As a cat lover, you might be wondering, ‘will it hurt?’ Microchipping isn’t painless, but the chip is small – as we’ve said, around the size of a grain of rice.
“A needle pierces the skin to insert the chip. Although the pain, I suspect, would be similar if you get an injection done yourself, it'd be a short-lived, unpleasant sensation, said Ed. “The lifelong benefits far outweigh the moment of discomfort.”
Vet Louisa agrees: “We wouldn’t do it in a conscious cat if it were too painful. Many cats are easily distracted by food.”
Are there other risks of cat microchipping?
Cat microchips can migrate under the skin and migrate along a cat’s leg. There are no health risks, but it does mean if a vet is scanning a lost cat, they should check the legs and behind the shoulder of a cat.
As Louisa said: “Whenever I scan a chip, I wouldn't just go between the shoulder blades. I do go down the legs as well. It's important to let the owners know, ‘oh, your microchip has gone down a little bit. We have to raise awareness for vets and nurses, but most of the time, the chip stays put.”
Infections can happen but are rare. “It’s the potential with any injection.
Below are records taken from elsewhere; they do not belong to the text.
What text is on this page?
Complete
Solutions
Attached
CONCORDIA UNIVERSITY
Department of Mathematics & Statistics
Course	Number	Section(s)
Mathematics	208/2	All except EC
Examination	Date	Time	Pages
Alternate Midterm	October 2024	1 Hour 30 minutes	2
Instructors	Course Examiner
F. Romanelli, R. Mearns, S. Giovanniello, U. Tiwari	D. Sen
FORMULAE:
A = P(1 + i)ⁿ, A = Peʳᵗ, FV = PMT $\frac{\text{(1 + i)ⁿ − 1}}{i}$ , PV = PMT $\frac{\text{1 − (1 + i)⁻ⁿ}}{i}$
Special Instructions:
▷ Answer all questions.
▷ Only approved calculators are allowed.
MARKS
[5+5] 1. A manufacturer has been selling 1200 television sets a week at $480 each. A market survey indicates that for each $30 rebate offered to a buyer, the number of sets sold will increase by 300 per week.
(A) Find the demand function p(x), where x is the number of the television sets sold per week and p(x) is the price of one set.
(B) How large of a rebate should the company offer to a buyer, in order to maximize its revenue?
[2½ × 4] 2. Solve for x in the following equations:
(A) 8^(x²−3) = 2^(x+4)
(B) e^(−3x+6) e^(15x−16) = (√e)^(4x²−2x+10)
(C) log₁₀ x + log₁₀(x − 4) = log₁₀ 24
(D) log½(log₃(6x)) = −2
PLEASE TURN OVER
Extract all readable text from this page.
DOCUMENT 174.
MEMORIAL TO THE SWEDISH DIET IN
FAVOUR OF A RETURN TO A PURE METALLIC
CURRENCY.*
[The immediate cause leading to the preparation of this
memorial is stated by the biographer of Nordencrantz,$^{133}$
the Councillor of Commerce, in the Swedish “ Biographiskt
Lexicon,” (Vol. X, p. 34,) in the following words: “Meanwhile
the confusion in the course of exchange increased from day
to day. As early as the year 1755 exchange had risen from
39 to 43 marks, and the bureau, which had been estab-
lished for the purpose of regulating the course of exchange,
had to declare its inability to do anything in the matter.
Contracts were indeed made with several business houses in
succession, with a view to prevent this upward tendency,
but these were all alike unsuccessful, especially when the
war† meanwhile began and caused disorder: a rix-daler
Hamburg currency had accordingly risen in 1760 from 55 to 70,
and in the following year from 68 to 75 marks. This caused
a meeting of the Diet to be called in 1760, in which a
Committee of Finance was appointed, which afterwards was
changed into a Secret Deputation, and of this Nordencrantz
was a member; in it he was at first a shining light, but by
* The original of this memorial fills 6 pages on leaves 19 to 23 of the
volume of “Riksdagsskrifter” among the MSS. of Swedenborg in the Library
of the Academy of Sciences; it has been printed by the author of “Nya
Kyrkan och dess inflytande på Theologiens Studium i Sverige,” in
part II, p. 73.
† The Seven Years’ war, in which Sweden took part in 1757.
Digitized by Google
You can get things like injection site reactions. It's the same as with a scratch,” said Louisa.
In ten years, Louisa has never seen an infection resulting from a microchip. Another rare risk is a sarcoma, although, similarly, Louisa has never seen one.
Should you microchip your cat? The simple answer is “yes”. It increases the chances of keeping your cat safe and finding it when it does wander.
Plus, it will soon become a legal requirement.